Q: What are the boats you have owned?
A: The 7.5 engine was on a 12-foot Ted Williams Game Fisherman skiff. Then I had a 1970 16-foot MFG with a 40-hp Johnson twin on it when I was in high school. I ended up putting a car interior in it. That was the drill. I bought something broken and fixed it and rebuilt it.
I owned two Checkmates — 16-foot and 22-foot — in my daring go-fast years. Ever since then I have been a Cobalt guy. This summer I sold my 25-foot Cobalt and bought another Cobalt — an A-28. In the Cobalt, I had them deliver a blank dash, and I mounted the gauges and a new Raymarine a78. I have to say it is a beautiful installation.
Q: You have one other boat — your prized possession.

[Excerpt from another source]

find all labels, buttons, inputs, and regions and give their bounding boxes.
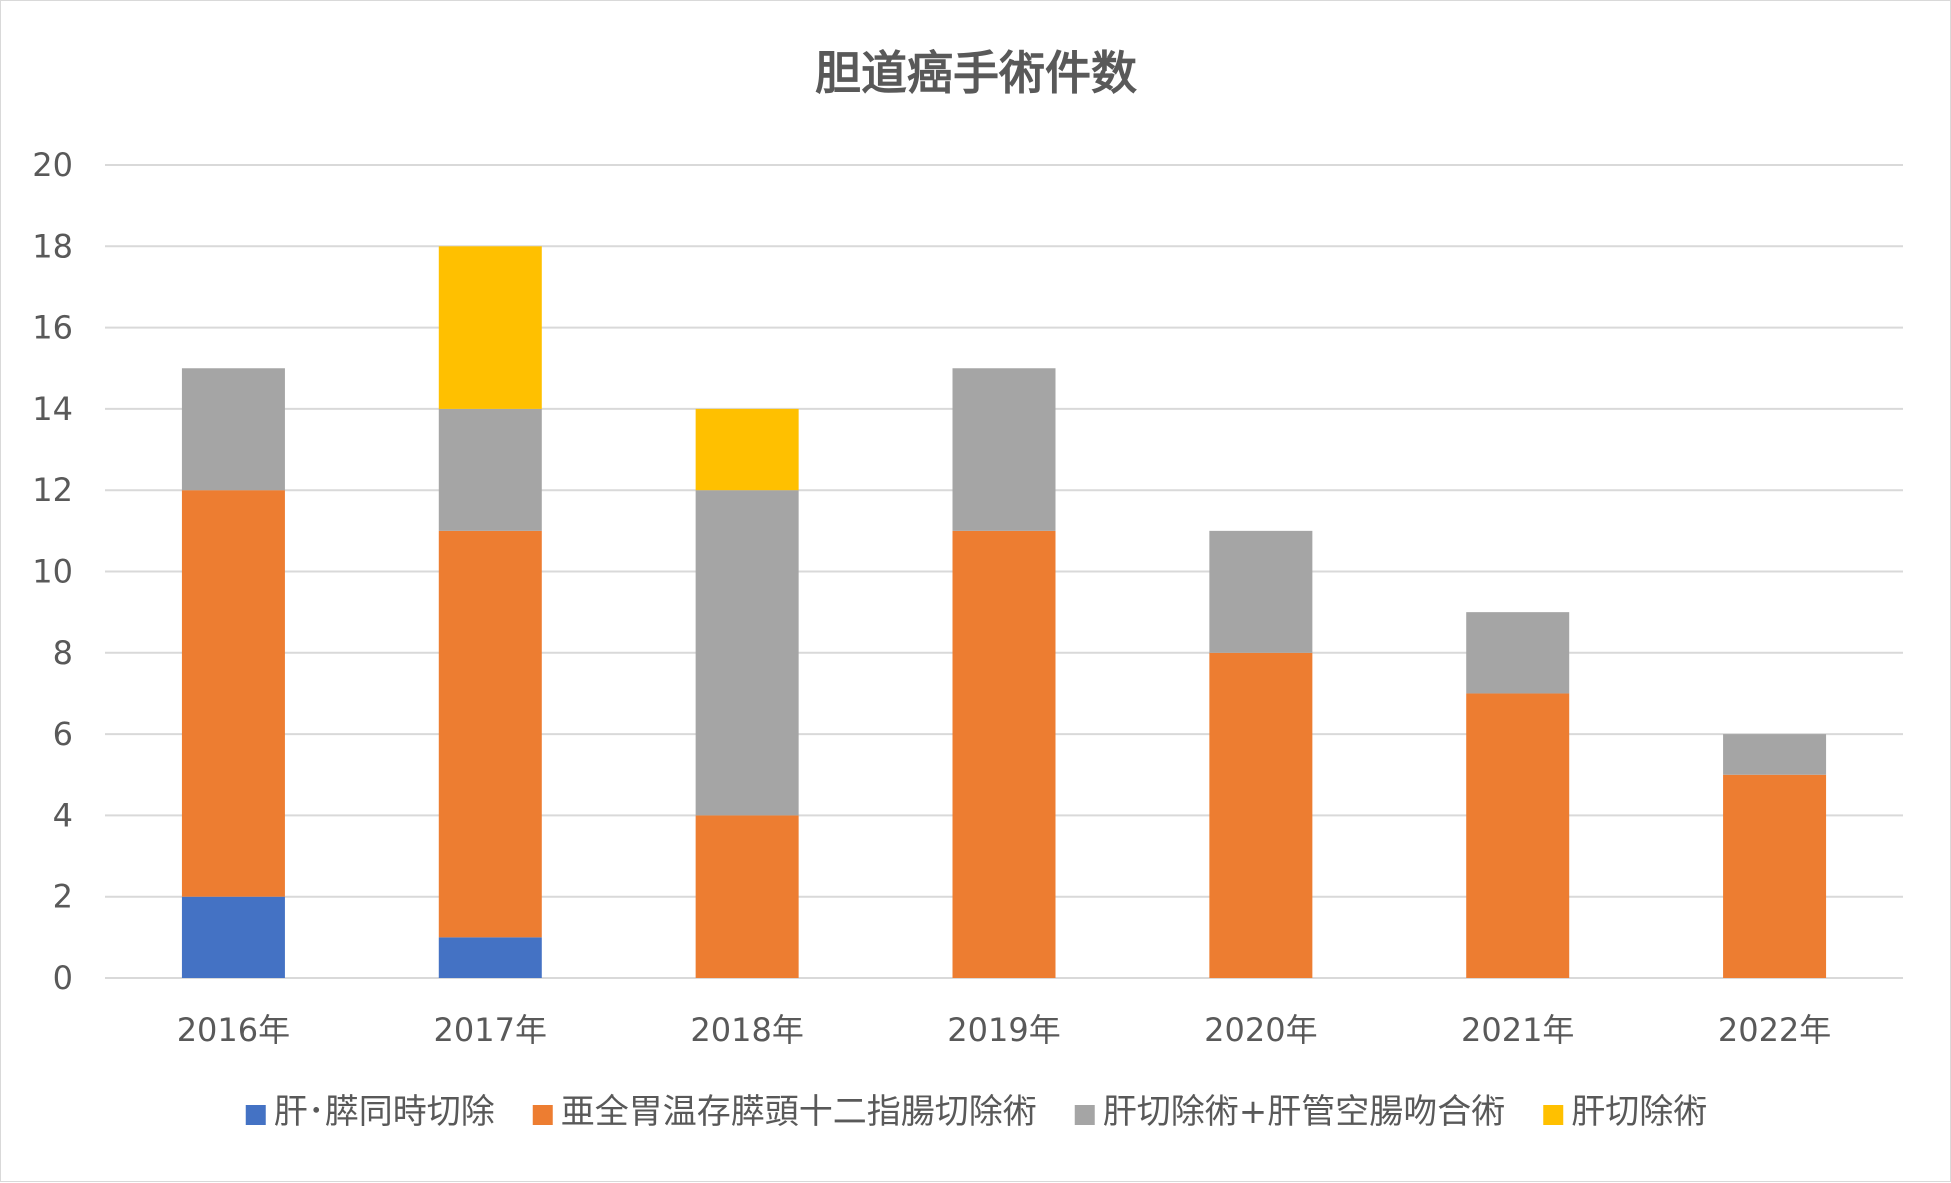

A: A31-foot Hacker-Craft, a mahogany boat. And, of course, it has a big Raymarine e9 display, plus a flip-down panel I customized for the dashboard. I can flip it up out of the way and make the boat look like 1929, or I can flip it down and it has the Raymarine display in it. I also converted the 1920 chrome spotlight. I pulled the guts out and put a thermal imager in it. It still looks vintage, though. The Hacker is a 2008; it is a 1929 sport hull with slanted transom and single Crusader 8.1 HO engine.